Compared to what we know is possible, we have few enduring accomplishments and we have not gone beyond what we envisioned with other pieces of legislation. The track record on task completion and sustainability is poor. We have lived through every cycle of big-picture solutions — orphanages, foster care, family preservation, permanency efforts, enhanced risk assessments, alternative response, kinship care and primary prevention — but we remain stalled in our efforts to enhance child safety and family well-being outcomes.
Systemically, we are still struggling to distinguish between chronic neglect and short-term family stability issues based on poverty. If you ask a skilled professional in a community-based family support setting, they will make the distinction in a moment.
The small tests of change happening every day in communities provide us with a solid foundation for understanding our future. They might not have all of the answers but they do contain the collective wisdom of local change makers. Wouldn’t it be wiser to build up from those models and see where that takes us? The reality is that we could learn how to scale and sustain this work in the same way that other successful innovators have done — taking each informed, trial-and-error step after another.

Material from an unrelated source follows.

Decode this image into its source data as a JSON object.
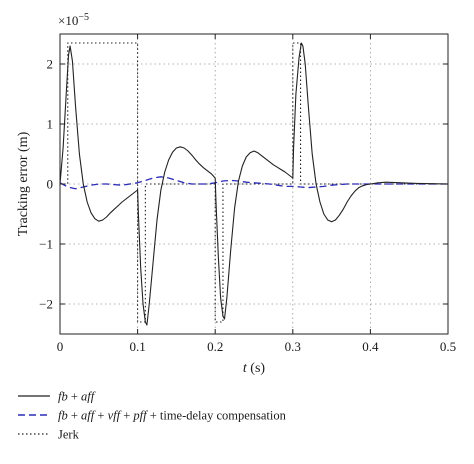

It is not possible to build one transformational system for everyone because families, and the social forces and history surrounding them, are too complex. There is no single fit for every community. Public child welfare alone has neither the capacity nor the political clout to effect that level of change. Nor is it clear that philanthropy or nonprofits have that ability to unravel the web of complexity. But they can be the ideal investors in local innovation.
I’ve heard a good deal in Family First planning meetings about large scale transformation. But few people seem to grasp the time and intentionality for organizational change to filter through a large statewide child welfare agency. At the planning level we might be certain about the answers, but people in the community have doubts.
As decision makers we also have privilege and authority that come with no instruction manual. Families living and community providers don’t have our level of access. Their lives won’t be enhanced with carefully worded reassurances from state officials. Ask people who manage family support programs — this level of trust comes slowly.
Communities often question the sincerity of large child welfare systems in part because we continue to use language that misrepresents our intentions and capacity. Families need us to be useful, practical, relevant and respectful. That’s why they trust and collaborate with local helpers who share a common language for well-being.
Child welfare is at a crossroads, but not for all of the reasons that we have discussed over the past few years. The field is suffering from self-inflicted levels of grandiosity, confusion and clouded perspective, when the innovative solutions we seek are right there in the communities we serve. Without being too Zen, we need to pay as much attention to the process as we do to the product, and that starts with listening, learning, investing and clearing the path for local innovators.
Years ago, an elderly woman in a community where I was working thanked me for the project we were supporting. I carelessly said that I wasn’t sure it was making a difference given the scope of the problems. I’ll never forget her response: “Diminish not the day of small beginnings.”